Compreende-se por mito, uma narração que
afirma a criação de algo estranho feito de qualquer natureza, e que, além de si
próprio, origina também certos efeitos que ganham muita força enquanto não são
esclarecidos.
São as palavras ditas
para um determinado público que formam o mito. Por isso, ele se afirma pela oralidade
vinda do narrador que, com sua própria voz, cria expectativas incontroláveis no modo de pensar.
No entanto, o mito só faz história enquanto se fizer temer ou admirar pelas crendices
produzidas nas consciências ingênuas ou interesseiras. Para tanto, precisa que
a mesma versão sobre os seus poderes seja recontada muitíssimas vezes e, se
possível, sempre com acréscimos que o torne ainda mais temido ou admirado.
Por sua vez, o mito enfrenta dois
grandes dilemas para se garantir existindo: o esclarecimento da verdade e a
depreciação de seu poder. O primeiro diz respeito aos avanços dos conhecimentos.
O conhecimento é a força da verdade que esvazia o mito de seu conteúdo
promissor ou ameaçador. O segundo problema diz à depreciação do poder do mito
que não consegue praticar aquilo que a narrativa prometeu. Neste caso, as palavras vão
perdendo a rigidez. A força de intimidação não encontra as ações correspondentes
para alimentar a grandiosidade imaginada e, aos poucos, os atributos positivos
tornam-se defeitos.
Ao perceber que a sua força converte-se em fraqueza, mais fraca que
a força dos próprios criadores e mais desmoralizada que a imagem dos oponentes difamados, o mito depara-se com a verdade e, uma profunda dúvida penetra o seu crânio esvaziado: "será que me fizeram preparado para essa função?"

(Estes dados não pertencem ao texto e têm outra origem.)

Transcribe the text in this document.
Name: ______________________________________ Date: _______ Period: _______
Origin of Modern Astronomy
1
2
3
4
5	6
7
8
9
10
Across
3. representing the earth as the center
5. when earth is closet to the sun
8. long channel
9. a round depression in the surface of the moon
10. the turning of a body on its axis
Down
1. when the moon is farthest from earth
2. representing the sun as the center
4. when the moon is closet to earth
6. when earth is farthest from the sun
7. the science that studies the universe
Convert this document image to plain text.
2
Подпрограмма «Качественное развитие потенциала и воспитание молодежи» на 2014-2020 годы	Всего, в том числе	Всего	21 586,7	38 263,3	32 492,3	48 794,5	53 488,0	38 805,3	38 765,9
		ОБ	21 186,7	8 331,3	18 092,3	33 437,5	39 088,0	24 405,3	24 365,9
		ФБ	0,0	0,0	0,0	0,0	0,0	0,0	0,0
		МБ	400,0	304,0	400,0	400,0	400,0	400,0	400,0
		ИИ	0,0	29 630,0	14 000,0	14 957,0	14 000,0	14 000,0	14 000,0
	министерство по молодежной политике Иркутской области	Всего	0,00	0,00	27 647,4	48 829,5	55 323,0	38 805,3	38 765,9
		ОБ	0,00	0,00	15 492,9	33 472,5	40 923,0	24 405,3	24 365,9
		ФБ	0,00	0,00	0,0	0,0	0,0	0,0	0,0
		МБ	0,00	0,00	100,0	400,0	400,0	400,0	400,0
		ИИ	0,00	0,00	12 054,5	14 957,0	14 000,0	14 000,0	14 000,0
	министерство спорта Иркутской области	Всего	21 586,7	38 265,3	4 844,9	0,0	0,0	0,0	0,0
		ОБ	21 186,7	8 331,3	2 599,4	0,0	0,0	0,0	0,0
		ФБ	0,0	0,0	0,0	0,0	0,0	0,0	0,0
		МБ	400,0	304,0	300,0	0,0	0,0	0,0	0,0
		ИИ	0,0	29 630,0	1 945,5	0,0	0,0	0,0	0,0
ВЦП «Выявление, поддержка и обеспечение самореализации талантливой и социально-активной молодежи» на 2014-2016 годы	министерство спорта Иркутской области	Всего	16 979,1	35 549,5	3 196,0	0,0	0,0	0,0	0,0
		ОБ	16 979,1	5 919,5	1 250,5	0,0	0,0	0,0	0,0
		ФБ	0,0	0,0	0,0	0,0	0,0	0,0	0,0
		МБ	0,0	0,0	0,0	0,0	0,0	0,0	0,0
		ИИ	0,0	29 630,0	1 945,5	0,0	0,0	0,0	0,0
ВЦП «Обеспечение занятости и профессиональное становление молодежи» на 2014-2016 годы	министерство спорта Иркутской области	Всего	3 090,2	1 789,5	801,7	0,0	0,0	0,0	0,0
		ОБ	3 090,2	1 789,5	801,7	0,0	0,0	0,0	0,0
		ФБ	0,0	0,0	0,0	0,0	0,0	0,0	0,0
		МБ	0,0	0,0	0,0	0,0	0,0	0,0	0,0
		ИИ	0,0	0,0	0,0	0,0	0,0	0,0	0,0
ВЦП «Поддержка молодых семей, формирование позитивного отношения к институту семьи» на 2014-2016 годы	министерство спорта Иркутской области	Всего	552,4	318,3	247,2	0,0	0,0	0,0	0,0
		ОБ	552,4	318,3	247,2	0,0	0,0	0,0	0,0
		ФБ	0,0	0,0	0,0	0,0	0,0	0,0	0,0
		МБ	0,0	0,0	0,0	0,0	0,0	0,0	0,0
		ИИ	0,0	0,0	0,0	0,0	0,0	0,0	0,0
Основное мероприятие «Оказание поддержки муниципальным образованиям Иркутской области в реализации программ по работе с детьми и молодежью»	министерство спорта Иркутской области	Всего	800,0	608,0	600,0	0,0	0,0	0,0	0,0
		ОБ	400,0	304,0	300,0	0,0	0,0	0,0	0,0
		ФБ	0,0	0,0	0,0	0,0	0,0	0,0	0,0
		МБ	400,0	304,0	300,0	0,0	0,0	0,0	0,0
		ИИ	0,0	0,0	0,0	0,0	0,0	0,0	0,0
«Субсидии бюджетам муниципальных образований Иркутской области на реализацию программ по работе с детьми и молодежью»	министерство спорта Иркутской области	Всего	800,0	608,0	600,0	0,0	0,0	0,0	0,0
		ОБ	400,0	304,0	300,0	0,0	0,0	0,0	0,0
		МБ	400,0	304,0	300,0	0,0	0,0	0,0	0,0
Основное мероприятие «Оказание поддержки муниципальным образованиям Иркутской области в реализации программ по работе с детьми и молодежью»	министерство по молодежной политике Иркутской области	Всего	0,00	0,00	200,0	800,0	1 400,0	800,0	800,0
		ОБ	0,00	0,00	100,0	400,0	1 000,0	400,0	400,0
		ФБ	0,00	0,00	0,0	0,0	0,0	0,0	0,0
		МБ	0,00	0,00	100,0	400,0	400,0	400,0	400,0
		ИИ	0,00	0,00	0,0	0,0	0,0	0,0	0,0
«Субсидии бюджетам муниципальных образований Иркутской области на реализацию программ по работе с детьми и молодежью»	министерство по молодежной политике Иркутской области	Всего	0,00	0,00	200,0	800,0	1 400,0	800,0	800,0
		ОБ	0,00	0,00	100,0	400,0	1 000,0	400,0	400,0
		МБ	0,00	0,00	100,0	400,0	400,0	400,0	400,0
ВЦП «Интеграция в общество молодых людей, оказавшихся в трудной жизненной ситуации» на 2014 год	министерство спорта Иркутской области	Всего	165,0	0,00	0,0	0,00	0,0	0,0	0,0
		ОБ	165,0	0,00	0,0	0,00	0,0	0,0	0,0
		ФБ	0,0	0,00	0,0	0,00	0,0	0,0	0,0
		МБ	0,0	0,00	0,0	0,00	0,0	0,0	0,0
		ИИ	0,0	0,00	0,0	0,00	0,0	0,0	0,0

Produzido pela oralidade o mito não
gosta de nada escrito, para não ter nenhum programa a seguir. Ele é então uma
ideologia mentirosa. Mente para esconder a sua incapacidade de pensar e agir.
Quando pensa, erra; quando age, mais destrói do que constrói.
Um mito no passado era mais
duradouro do que um mito do presente. Na Antiga Grécia todas as coisas e seres
existiam por causa das intimidades entre os deuses e as pessoas que chegavam a
ter relações sexuais entre si. Agora não, os deuses foram
substituídos pela figura loira do imperador e as relações não são imaginárias, mas reais.
Por outro lado, internamente, a homoafetividade, a educação, o desarmamento,
os radares, a aposentadoria, a urna eletrônica e, até a soberania nacional,
passaram ser coisas e relações incômodas, que o mito procura desestruturar com a sua
esferográfica.
O mito do presente também vive da
própria oralidade sua e de seus ajudantes. Se muito falam pouco escrevem e,
quando escrevem brigam com as palavras. Confundem “cheque” com “xeque”. Acertam
quando oferecem os cheques preenchidos para pagarem a dívida pública, liberar
emendas e outros pagamentos emendados. Erram quando dão ultimatos, “xeque mate”
nos direitos sociais.
O mito não sabe separar o certo do
errado; usa os próprios critérios para as classificações. Acha que a ditadura
militar é a nova política e, a velha política é a democracia, sendo que, na
História da humanidade os impérios interventores sempre foram os mais
duradouros.
Não tendo escrita, o mito valoriza
os palavrões e despreza a educação. Para ele, como as labaredas que saem das narinas do dragão, as armas de fogo educam e defendem. O
professor deve pôr sobre a mesa um livro e um revólver, que é para os alunos se
sentirem seguros da violência. O revólver é a “nova
palmatória”, que não bate, mas intimida e, se precisar, atira para matar.
Como
o diabo que teme a água benta, o mito teme as ideias criticas, porque, com as ideias vêm
as ações. As ideias formam as consciências e as ações derrubam os pedestais.Surgem então os dilemas do mito: insurgir-se ou implodir-se. Para insurgir-se, precisa produzir atos de violência e ignorância. Para implodir-se precisa admitir que de fato foi uma ilusão que nasceu para morrer rapidamente.
Mitologia é uma invenção perigosa do passado
recriada no presente. O mito sempre é uma ilusão acordada que desperta com
uma promessa verbal encantadora.
De outro lado, é preciso acreditar na força iluminada que desvenda as impossibilidades de uma mentira dar a luz a um libertador. Como disse o filósofo Nietzsche, “Ontem a Lua,
ao nascer, pareceu-me que ia dar a luz a um Sol...”. Não deu, porque o Sol já
havia nascido e, com a sua luz iluminou o caminho a seguir
derretendo o mito feito pelas ilusões mentirosas.